Рикардо ведет уверенно, я просто переставляю ноги, но все равно увлекаюсь процессом. Крутит, отпуская, потом снова прижимает к себе и продолжает шагать в ритме танца. Я включаюсь в середине песни. Покачиваю бедрами, перемещаюсь плавнее: пятка-носок. Руки выписывают волны в воздухе. Это далеко от латиноамериканских танцев, мне недостает природной страсти, но мне хватает взаимодействия и тесного контакта, чтобы почувствовать себя живой.
Мы молчим, просто иногда встречаемся взглядами, в которых слишком много разных эмоций. Я отогреваюсь. Наконец улыбаюсь спустя пять изнурительных дней. Рикардо смотрит на меня с нескрываемым восхищением. Блики уличных фонарей отражаются в темно-карих глазах, их легко перепутать с искрами. Мы кружимся в последний раз, а после замираем напротив друг друга. Следующая песня доносится отголосками. Я слышу только бешено колотящееся в груди сердце и рваное дыхание Рикардо.
Он наклоняется резко, но я успеваю отстраниться. Только испанец, кажется, не собирался меня целовать. Он утыкается носом в мою шею и так стоит, обнимая меня за талию.

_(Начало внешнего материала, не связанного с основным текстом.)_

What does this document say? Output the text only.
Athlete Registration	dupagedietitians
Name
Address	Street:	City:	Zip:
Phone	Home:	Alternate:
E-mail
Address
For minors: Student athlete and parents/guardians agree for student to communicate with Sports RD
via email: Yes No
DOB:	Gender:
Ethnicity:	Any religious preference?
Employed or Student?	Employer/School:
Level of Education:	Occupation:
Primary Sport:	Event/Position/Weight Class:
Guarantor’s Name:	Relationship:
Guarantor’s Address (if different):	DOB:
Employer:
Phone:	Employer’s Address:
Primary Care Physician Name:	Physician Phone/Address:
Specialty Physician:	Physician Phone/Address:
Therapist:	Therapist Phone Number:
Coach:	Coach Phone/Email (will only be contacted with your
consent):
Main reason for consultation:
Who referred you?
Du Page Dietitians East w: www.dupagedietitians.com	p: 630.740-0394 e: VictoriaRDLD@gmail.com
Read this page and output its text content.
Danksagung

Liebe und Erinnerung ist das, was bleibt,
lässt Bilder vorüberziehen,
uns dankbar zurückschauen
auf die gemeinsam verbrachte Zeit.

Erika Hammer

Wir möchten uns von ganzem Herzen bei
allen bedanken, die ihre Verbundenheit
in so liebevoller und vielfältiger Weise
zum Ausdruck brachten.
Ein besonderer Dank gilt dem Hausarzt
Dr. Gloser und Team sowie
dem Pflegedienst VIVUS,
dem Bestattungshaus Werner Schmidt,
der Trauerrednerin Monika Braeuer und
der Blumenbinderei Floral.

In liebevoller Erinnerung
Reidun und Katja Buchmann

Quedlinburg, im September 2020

– Я не дурак, Ана, – иначит мое имя на свой манер. – Знаю, ты уже занята, – горячее дыхание жжет кожу. Мурашки разбегаются толпами. Мне неловко, я обычно не стою в столь компрометирующих позах с малознакомыми мужчинами. Рикардо поглаживает мою спину через ткань платья, словно давая себе единственную вольность. – Я… м-м-м… Soy encantado [3]. Ты красивая женщина. И muy passionate. Очень страстная, – тут же переводит. Рикардо прижимается губами к пульсирующей венке на моей шее. Короткое касание, длящееся не дольше мгновения. Я сгораю со стыда в эту же секунду, не понимая, что все это значит. – Только грустная, – вздыхает Рикардо и наконец выпрямляется. Улыбается мне немного печально. Я дрожу то ли от ставшего холодным воздуха, то ли от близости испанца, которая сейчас совершенно неуместна. Хочу отстраниться, но Рикардо обхватывает мои ладони. – Ты приехала на остров вечной весны. Весна – это время расцветать. Цвети, Ана. Ты прекрасна, не прячь себя в четырех стенах.
Легко сказать. Меня на части разрывает от одиночества и невозможности быть дома, быть рядом с Яриком, быть там, где мне хорошо. Ни океан, ни самые лучшие виды меня не манят так, как родные объятия.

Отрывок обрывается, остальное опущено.